Poly(ester amide)–Bioactive Glass Hybrid Biomaterials for Bone Regeneration and Biomolecule Delivery
Neda Aslankoohi, Kibret Mequanint
Abstract
Designing bioactive materials for repairing or regenerating bone defects is an active area of research and discovery. Despite advances made in sol–gel-derived hybrid biomaterials design, three challenges remain: (i) the choice of biodegradable polymers that can form a homogeneous solution in the presence of water is very limited, (ii) low-temperature (below 50 °C) incorporation of calcium into the inorganic matrix while having molecular-level mixing has proven to be a difficult task, and (iii) incorporation of drug-loaded mesoporous nanoparticles into polymer–bioactive glass hybrid scaffolds has not been achieved.
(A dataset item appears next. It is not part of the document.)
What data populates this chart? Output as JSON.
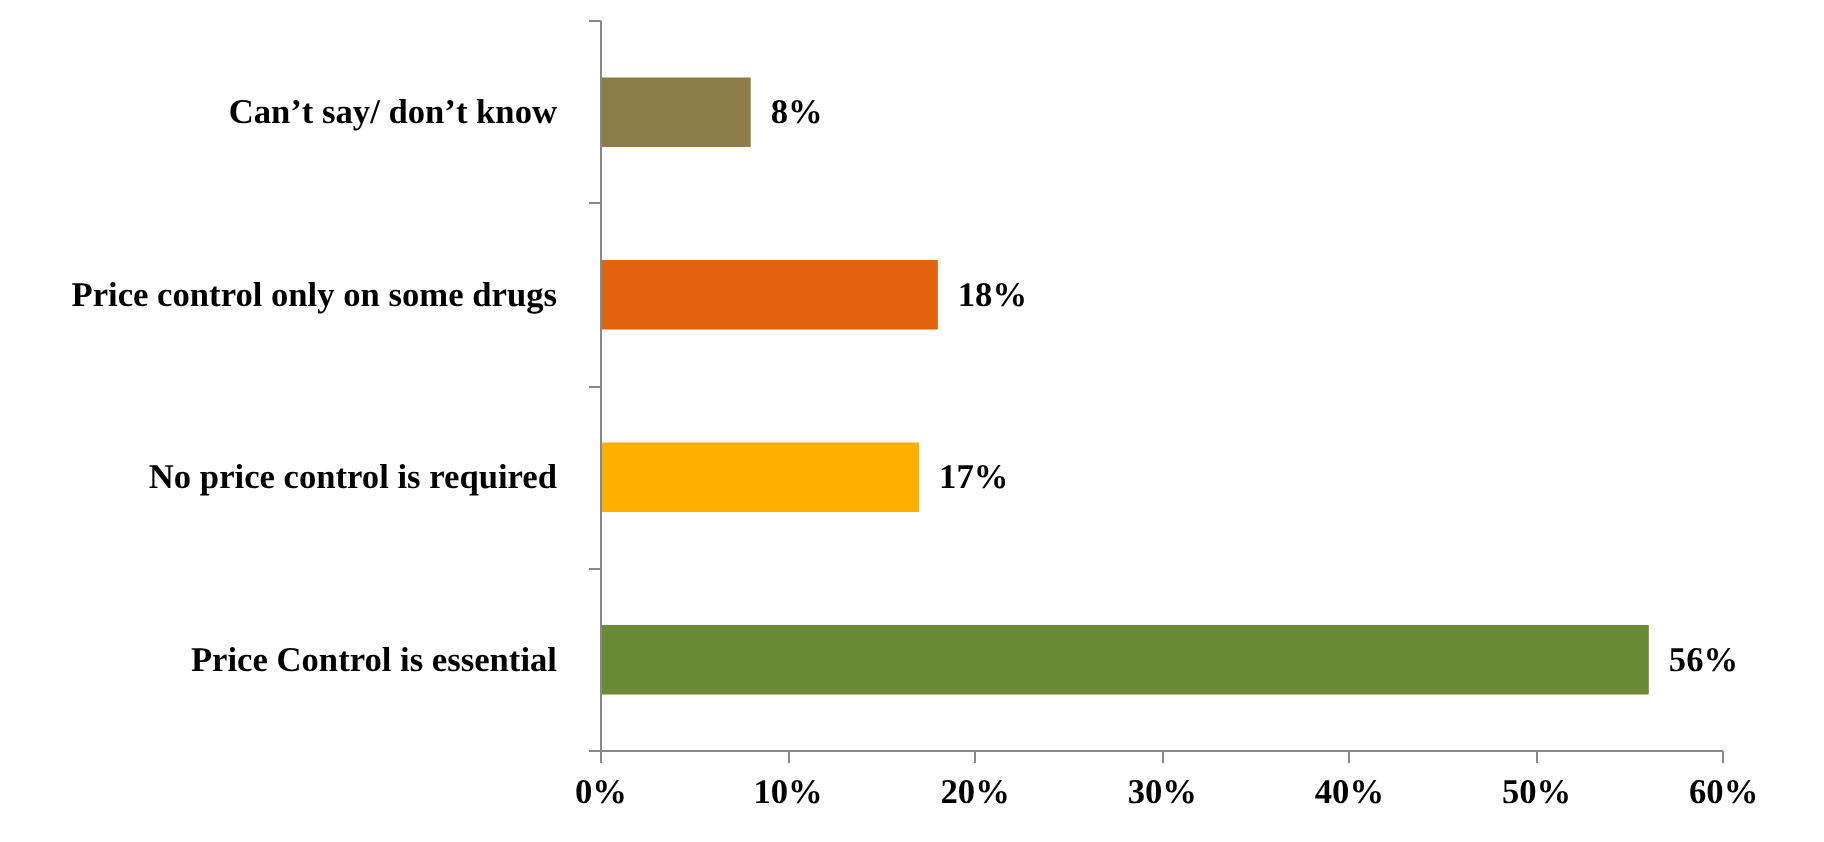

In this study, we developed bioactive biomaterials for bone repair/regeneration from an α-amino acid-derived biodegradable poly(ester amide) (PEA) and a tertiary bioglass (SiO2–CaO–P2O5), where calcium was incorporated into the glass network at ambient temperature. Furthermore, drug-loaded functional mesoporous silica nanoparticles prepared by surfactant templating were successfully incorporated into PEA–bioglass porous scaffolds. The resulting homogenous single-phase materials showed deposition of hydroxyapatite on their surfaces, supported mesenchymal stem cell attachment and proliferation, and showed a sustained and slow release of a model compound. Taken together, these biomaterials have the potential to be used as a bifunctional platform for bone regeneration via ion release and biomolecule delivery.